Reviews and occasional notes on classical music

Reviews and occasional notes on classical music

"Music, both vocall and instrumental, so good, so delectable, so rare, so admirable, so super excellent, that it did even ravish and stupifie all those strangers that never heard the like." - Thomas Coryat, after hearing 3 hours of music at the Scuola di San Rocco in Venice, 1608.

Saturday, August 20, 2016

Community and nature as art form

In December 1967 CBC Radio broadcast Glenn Gould's radio documentary Idea of North, the first of three "contrapuntal pieces for radio" that made up what he referred to as his Solitude Trilogy. These works should be considered not only musical compositions in themselves, argues Friedemann Sallis in an important article, but also as important part of Gould's performance legacy.

In this tradition comes Aleksandra Vrebalov's The Sea Ranch Songs with the Kronos Quartet, to be released on September 30, 2016. "The production of place in music" is Sallis's subtitle, and that's what Vrebalov has created, in collaboration with videographer Andrew Lyndon. I haven't yet had a chance to see Lyndon's video, so I've experienced only the audio portion of this project, which certainly underlines the connection with Gould. Vrebalov brings the same passion to this portrait of a community, the same overlapping voices and natural and man-made sounds, that come together with all of the sounds of a string quartet (and what a string quartet!) to etch the place in our minds as something rare and special.  And Sea Ranch, on the Pacific Coast in Sonoma County, is clearly a special place.

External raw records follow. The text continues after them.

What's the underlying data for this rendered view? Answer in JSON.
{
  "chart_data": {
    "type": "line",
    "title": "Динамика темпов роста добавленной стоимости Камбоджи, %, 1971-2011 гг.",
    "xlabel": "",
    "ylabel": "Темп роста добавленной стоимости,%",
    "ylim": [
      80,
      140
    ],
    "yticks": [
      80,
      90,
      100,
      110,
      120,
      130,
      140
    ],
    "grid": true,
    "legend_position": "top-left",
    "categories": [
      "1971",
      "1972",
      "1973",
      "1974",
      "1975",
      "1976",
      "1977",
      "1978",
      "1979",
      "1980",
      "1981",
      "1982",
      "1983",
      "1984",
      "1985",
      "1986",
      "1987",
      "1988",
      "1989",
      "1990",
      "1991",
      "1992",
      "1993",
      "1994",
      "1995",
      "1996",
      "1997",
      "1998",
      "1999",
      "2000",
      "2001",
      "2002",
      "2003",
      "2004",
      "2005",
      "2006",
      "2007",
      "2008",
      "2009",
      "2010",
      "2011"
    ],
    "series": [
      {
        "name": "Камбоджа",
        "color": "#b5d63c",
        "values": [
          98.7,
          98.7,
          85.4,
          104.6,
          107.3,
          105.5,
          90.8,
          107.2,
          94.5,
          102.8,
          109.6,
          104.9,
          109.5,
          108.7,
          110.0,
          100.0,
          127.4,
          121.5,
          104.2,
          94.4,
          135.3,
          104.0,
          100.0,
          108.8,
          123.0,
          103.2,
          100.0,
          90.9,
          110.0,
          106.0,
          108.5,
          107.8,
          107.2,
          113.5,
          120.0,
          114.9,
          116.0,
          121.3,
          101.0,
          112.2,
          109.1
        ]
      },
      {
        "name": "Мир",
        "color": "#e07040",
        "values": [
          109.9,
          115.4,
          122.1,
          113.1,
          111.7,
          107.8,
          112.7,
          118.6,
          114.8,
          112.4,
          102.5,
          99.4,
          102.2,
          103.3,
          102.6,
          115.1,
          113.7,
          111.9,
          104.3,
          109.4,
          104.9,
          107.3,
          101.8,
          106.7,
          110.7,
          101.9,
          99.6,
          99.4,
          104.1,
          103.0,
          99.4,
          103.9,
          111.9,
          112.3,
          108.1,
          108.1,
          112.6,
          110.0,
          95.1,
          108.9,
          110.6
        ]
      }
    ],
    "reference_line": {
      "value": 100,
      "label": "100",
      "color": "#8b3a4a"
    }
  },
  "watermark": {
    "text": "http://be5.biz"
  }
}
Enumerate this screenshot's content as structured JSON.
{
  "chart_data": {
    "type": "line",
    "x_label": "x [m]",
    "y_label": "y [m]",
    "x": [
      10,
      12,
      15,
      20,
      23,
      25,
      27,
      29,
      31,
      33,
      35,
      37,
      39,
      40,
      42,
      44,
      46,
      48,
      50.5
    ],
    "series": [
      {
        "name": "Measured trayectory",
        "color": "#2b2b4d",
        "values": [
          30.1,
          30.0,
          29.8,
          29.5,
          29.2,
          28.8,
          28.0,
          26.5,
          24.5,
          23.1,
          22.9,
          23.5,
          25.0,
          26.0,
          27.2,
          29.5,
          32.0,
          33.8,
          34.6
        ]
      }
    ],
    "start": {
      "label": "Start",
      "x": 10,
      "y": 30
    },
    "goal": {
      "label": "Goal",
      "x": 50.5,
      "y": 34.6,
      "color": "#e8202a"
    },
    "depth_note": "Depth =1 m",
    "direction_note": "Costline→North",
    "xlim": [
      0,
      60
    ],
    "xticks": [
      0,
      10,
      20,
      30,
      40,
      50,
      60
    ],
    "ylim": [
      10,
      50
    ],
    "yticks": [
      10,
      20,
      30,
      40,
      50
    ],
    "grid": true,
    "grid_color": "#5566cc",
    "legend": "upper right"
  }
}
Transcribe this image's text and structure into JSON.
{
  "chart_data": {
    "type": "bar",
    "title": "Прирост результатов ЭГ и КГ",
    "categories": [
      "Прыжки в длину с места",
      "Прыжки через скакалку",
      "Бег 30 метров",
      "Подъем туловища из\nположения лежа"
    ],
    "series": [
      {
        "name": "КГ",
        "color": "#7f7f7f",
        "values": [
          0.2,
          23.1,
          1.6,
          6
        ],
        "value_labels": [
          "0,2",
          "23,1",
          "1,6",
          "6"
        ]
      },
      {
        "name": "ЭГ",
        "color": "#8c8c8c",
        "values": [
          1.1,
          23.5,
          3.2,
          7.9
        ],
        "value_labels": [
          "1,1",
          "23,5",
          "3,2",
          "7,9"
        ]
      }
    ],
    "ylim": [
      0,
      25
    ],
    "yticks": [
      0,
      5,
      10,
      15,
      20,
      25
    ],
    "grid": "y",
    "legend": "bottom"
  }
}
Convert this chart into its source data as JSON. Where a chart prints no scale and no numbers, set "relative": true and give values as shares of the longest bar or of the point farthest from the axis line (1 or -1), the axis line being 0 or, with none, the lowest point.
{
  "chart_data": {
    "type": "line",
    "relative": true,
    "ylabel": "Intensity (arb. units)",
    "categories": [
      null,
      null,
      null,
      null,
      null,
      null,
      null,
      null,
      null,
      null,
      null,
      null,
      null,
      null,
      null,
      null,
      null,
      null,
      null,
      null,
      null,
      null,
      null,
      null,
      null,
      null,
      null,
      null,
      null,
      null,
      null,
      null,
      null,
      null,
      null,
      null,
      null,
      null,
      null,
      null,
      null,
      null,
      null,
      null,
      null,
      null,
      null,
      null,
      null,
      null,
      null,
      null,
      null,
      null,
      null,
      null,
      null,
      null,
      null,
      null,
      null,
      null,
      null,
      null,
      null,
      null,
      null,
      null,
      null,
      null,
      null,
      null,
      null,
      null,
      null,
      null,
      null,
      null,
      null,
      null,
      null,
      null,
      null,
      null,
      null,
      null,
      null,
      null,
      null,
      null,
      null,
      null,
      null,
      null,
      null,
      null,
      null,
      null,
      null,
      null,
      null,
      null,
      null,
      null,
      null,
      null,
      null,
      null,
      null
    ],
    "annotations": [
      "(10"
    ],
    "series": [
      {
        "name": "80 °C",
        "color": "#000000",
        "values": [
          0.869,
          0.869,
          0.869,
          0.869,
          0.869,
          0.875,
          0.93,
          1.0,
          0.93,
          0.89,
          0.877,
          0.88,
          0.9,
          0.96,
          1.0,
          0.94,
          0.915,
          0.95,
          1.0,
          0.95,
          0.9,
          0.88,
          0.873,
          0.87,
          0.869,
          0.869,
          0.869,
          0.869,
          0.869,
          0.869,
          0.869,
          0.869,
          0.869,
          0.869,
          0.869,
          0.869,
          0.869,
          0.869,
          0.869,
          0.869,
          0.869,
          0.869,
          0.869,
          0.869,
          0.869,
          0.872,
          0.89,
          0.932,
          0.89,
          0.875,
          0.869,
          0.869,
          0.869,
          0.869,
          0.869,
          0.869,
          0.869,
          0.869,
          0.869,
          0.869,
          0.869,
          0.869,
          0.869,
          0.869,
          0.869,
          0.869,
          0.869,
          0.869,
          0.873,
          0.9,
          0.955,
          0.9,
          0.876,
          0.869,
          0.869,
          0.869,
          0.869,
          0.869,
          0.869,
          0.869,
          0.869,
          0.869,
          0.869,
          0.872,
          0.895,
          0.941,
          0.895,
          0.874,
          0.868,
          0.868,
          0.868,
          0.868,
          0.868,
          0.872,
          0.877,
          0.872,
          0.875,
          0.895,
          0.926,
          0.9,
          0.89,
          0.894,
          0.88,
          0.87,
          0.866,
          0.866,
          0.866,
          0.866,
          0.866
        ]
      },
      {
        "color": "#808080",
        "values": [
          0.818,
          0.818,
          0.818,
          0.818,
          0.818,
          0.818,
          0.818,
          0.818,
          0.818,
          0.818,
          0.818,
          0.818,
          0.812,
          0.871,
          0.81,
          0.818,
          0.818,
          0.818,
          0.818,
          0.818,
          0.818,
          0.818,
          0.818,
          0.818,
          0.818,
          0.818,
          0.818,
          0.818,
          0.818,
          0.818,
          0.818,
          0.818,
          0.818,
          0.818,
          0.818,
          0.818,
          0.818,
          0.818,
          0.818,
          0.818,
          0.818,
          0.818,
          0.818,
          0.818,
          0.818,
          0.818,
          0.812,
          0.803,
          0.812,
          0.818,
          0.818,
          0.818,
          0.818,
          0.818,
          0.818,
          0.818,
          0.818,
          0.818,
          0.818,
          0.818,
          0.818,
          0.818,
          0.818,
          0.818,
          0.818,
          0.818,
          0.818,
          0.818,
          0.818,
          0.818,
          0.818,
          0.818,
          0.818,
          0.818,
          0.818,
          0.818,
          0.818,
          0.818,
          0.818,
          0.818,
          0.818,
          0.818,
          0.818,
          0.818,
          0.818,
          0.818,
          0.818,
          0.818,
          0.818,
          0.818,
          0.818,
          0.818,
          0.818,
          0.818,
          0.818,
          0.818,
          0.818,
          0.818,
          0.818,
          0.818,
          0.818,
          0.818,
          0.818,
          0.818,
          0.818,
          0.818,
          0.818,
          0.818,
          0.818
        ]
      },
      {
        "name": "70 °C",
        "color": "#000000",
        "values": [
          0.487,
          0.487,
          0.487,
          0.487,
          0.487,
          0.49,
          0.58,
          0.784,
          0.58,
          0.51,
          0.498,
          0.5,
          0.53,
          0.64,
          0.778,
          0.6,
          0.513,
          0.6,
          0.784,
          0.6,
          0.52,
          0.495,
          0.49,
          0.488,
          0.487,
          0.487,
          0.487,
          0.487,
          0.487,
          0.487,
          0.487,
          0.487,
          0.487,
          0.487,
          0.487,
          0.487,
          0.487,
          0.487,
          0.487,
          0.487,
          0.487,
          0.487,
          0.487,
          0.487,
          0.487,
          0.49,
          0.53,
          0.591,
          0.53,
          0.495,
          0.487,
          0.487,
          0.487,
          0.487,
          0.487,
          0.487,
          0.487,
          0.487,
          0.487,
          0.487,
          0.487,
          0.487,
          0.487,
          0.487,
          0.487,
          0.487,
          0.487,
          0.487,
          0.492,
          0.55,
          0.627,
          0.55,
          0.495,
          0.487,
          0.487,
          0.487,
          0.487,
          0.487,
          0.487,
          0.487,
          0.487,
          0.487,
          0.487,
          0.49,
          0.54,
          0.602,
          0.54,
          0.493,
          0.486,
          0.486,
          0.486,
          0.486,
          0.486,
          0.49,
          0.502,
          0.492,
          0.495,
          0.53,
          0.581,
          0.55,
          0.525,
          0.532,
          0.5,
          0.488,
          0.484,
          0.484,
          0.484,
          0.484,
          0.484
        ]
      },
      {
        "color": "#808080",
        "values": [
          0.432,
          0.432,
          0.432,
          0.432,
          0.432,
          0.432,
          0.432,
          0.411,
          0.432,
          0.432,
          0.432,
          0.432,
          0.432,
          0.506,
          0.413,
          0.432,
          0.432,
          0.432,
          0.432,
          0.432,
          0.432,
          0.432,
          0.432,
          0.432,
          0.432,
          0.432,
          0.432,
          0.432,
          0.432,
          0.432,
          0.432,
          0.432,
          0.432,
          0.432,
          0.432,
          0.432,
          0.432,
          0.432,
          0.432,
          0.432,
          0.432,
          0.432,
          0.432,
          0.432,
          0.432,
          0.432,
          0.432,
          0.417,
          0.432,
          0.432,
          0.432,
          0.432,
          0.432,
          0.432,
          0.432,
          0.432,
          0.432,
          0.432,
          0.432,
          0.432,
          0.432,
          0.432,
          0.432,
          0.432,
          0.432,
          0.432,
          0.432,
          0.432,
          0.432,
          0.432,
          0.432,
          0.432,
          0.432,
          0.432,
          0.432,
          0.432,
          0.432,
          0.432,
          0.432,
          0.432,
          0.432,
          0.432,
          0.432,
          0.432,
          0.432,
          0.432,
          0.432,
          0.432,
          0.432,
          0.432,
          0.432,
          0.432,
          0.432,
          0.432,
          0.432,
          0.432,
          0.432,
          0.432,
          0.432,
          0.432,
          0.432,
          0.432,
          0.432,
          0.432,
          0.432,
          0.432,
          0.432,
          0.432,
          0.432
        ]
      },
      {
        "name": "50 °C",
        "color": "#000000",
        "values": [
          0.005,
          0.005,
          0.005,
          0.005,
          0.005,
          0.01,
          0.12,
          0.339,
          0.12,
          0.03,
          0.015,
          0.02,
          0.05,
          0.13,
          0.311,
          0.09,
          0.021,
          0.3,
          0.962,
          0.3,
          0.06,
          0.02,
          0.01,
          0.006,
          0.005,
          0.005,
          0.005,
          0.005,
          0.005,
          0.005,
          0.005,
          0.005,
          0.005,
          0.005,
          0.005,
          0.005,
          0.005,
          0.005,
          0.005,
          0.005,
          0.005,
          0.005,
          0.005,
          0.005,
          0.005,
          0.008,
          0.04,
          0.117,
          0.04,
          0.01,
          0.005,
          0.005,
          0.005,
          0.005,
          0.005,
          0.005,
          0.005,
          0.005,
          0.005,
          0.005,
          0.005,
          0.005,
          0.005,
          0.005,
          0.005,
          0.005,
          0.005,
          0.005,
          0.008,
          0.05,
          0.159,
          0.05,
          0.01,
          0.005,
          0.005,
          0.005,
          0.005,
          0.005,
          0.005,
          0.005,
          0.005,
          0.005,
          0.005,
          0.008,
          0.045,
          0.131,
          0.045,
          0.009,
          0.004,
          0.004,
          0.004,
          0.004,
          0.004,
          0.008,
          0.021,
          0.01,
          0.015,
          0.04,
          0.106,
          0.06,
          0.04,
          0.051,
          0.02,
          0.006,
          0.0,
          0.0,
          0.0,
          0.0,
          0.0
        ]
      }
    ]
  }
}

John Lambert Pearson - originally posted to Flickr as Sea Ranch Panoramic Creative Commons Attribution 2.0 Generic

One of my favourite tracks is Fort Ross Chorale, which combines the sound of the church bell from Fort Ross, a 19th century Russian settlement, with a beautiful and sad liturgical chorus. But all of these vignettes become works of music and works of art. Vrebalov weaves this story and many others into her music: Sea Ranch residents reminiscing; Lorin Smith, medicine man of the Pomo Kashia Indians, singing the Welcoming Song; archaeologist Mike Lane reciting numbers that represent the land and the community; architect Donlyn Lyndon, who helped design Condominium One, the design of which brought fame to the community fifty years ago; many natural sounds, from coyotes to the many inhabitants of the tidal pools. I look forward to Lyndon's video, but I feel that I've already visited Sea Ranch and know many of its secrets.

The Kronos Quartet continue their genre-busting work in yet another amazing project. They've brought the classic attributes of one of the most important artistic forms of the Enlightenment, the civilized and passionate conversation of two violins, a viola and a cello, into so many parts of a modern world that can use as much enlightenment as it can get. We're lucky to have them.